I would like to be clear here that at this stage of development this profile/proposal is not something that you should be considering as a pitch to become part of RO-Crate. I suggest that you develop the tools and profiles you need for your use case in a prototype and then present that so that the RO-Crate team can see what it is you are doing. I still don't understand the context of this proposal as the description at the top is still very vague and does not describe a concrete use case. If it is to do with describing database schemas then defining Classes and Properties is only part of the job - you need to map to table and column descriptions, all of this requires both small explanatory examples and complete RO-Crates with real data that make it clear WHY you are proposing this.
Meanwhile, as I said I'm working on a profile which extends the existing RO-Crate practice of using rdf:Property and rdfs:Class to the point it can be used for validation -- using these entities in an RO-Crate graph does not require a spec change anyway and it looks like what you're doing is on the same track. We can discuss in June.
A new version of the spec has been added to the issue body.

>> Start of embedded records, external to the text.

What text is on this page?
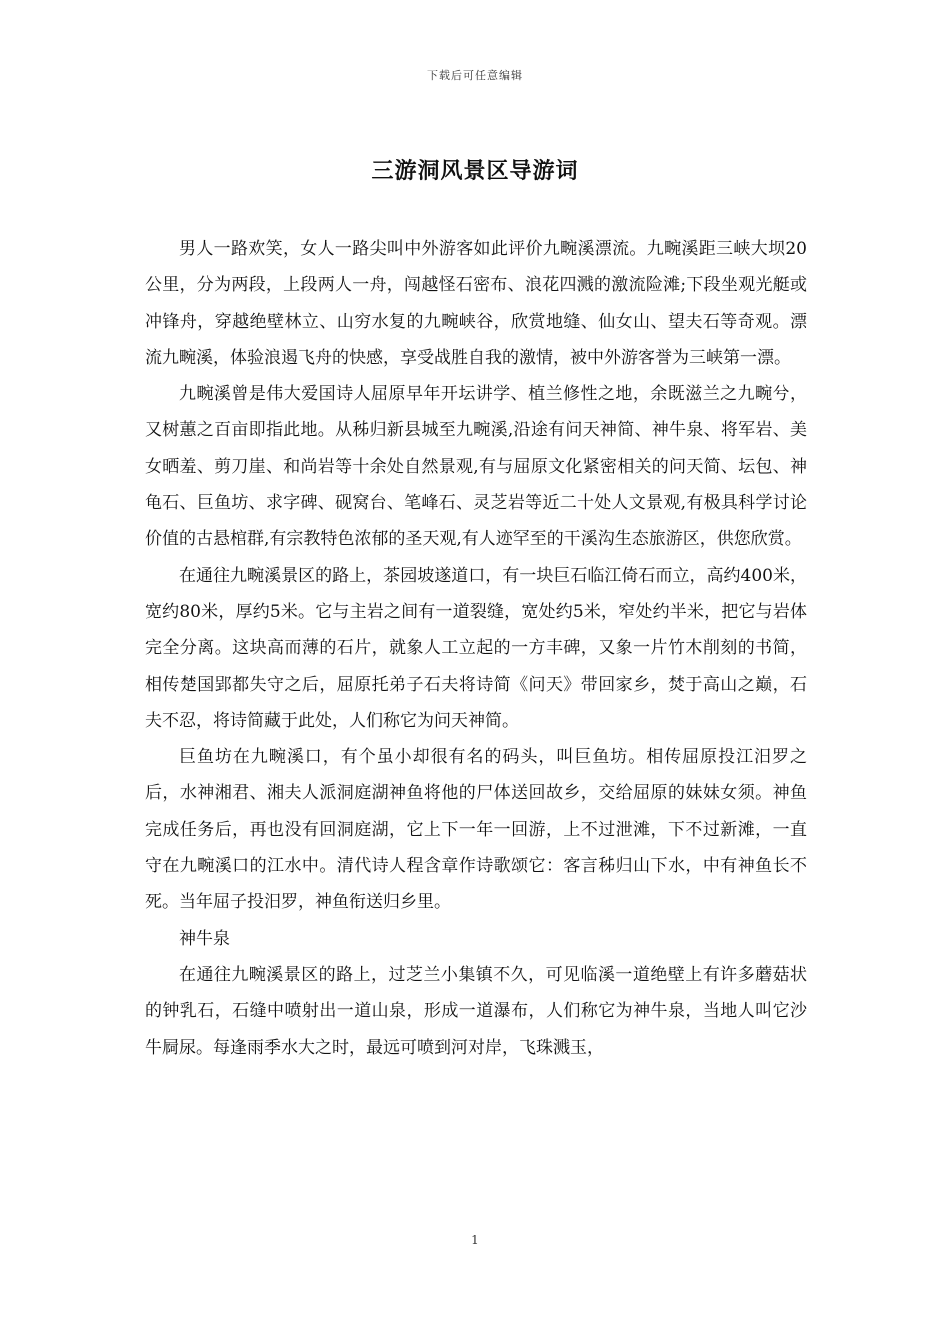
下载后可任意编辑
三游洞风景区导游词

男人一路欢笑，女人一路尖叫中外游客如此评价九畹溪漂流。九畹溪距三峡大坝20公里，分为两段，上段两人一舟，闯越怪石密布、浪花四溅的激流险滩;下段坐观光艇或冲锋舟，穿越绝壁林立、山穷水复的九畹峡谷，欣赏地缝、仙女山、望夫石等奇观。漂流九畹溪，体验浪遏飞舟的快感，享受战胜自我的激情，被中外游客誉为三峡第一漂。

九畹溪曾是伟大爱国诗人屈原早年开坛讲学、植兰修性之地，余既滋兰之九畹兮，又树蕙之百亩即指此地。从秭归新县城至九畹溪,沿途有问天神简、神牛泉、将军岩、美女晒羞、剪刀崖、和尚岩等十余处自然景观,有与屈原文化紧密相关的问天简、坛包、神龟石、巨鱼坊、求字碑、砚窝台、笔峰石、灵芝岩等近二十处人文景观,有极具科学讨论价值的古悬棺群,有宗教特色浓郁的圣天观,有人迹罕至的干溪沟生态旅游区，供您欣赏。

在通往九畹溪景区的路上，茶园坡遂道口，有一块巨石临江倚石而立，高约400米，宽约80米，厚约5米。它与主岩之间有一道裂缝，宽处约5米，窄处约半米，把它与岩体完全分离。这块高而薄的石片，就象人工立起的一方丰碑，又象一片竹木削刻的书简，相传楚国郢都失守之后，屈原托弟子石夫将诗简《问天》带回家乡，焚于高山之巅，石夫不忍，将诗简藏于此处，人们称它为问天神简。

巨鱼坊在九畹溪口，有个虽小却很有名的码头，叫巨鱼坊。相传屈原投江汨罗之后，水神湘君、湘夫人派洞庭湖神鱼将他的尸体送回故乡，交给屈原的妹妹女须。神鱼完成任务后，再也没有回洞庭湖，它上下一年一回游，上不过泄滩，下不过新滩，一直守在九畹溪口的江水中。清代诗人程含章作诗歌颂它：客言秭归山下水，中有神鱼长不死。当年屈子投汨罗，神鱼衔送归乡里。

神牛泉

在通往九畹溪景区的路上，过芝兰小集镇不久，可见临溪一道绝壁上有许多蘑菇状的钟乳石，石缝中喷射出一道山泉，形成一道瀑布，人们称它为神牛泉，当地人叫它沙牛屙尿。每逢雨季水大之时，最远可喷到河对岸，飞珠溅玉，

1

Dear @ptsefton, @simontaurus and @SteffenBrinckmann ,
Following some of your recommendations:
- The Motivation and Goals sections aim to clarify the use case, outline the requirements, and explain why the current specification is insufficient.
- This new draft is designed to be flexible, allowing for multiple formats to achieve the intended goals, which may help address use cases from other parts of the community.
- It also supports the use of external files to avoid inflating the
ro-crate-metadata.jsonfile. - Examples are included directly in the proposal.
- Discussions about an API have been intentionally excluded to maintain focus.
Looking forward to hearing from you soon.
I'm closing this issue -this is not an appropriate use of the RO-Crate issues.
Interested parties should follow along at the repository where it is being maintaned.
https://sissource.ethz.ch/sispub/ro-crate/-/tree/main/interoperability?ref_type=heads
I think it is important to have a place where to communicate with the broader community @ptsefton where everyone can comment, sadly we don't have github for this.
I would like this tickets get reopened, the closing can send a negative message.
Ok @juan-fuentes-sis I have re-opened this. I think that if you need a venue to discuss it you could set up a repository on github - you have an account.
The scope of what you are trying to do is very large, it now appears you are trying to invent a general purpose ontology to exhange information between arbitrary IT systems, and it is still not clear to me why this interchange is necessary or what the actual data looks like - and the example "Person" is something we would model in RO-Crate using schema:Person. If I am reading this correctly this profile is well out of scope for inclusion in RO-Crate - hence why I don't think this is the place to discuss it.
I will see you at the drop in in June but I don't have time to keep monitoring this issue.
Here;s the work I have been doing in this space: https://github.com/Language-Research-Technology/ro-crate-schema-tools/blob/sossplus/profiles/sossplus/sossplus-profile.md
Just a note for those who are considering attending a drop-in to discuss this thread: the next European drop-in will take place one week later than usual, on 12 June at 09:00 UTC (immediately after the RO-Crate community call). This is because both Stian and I are unavailable on the usual date.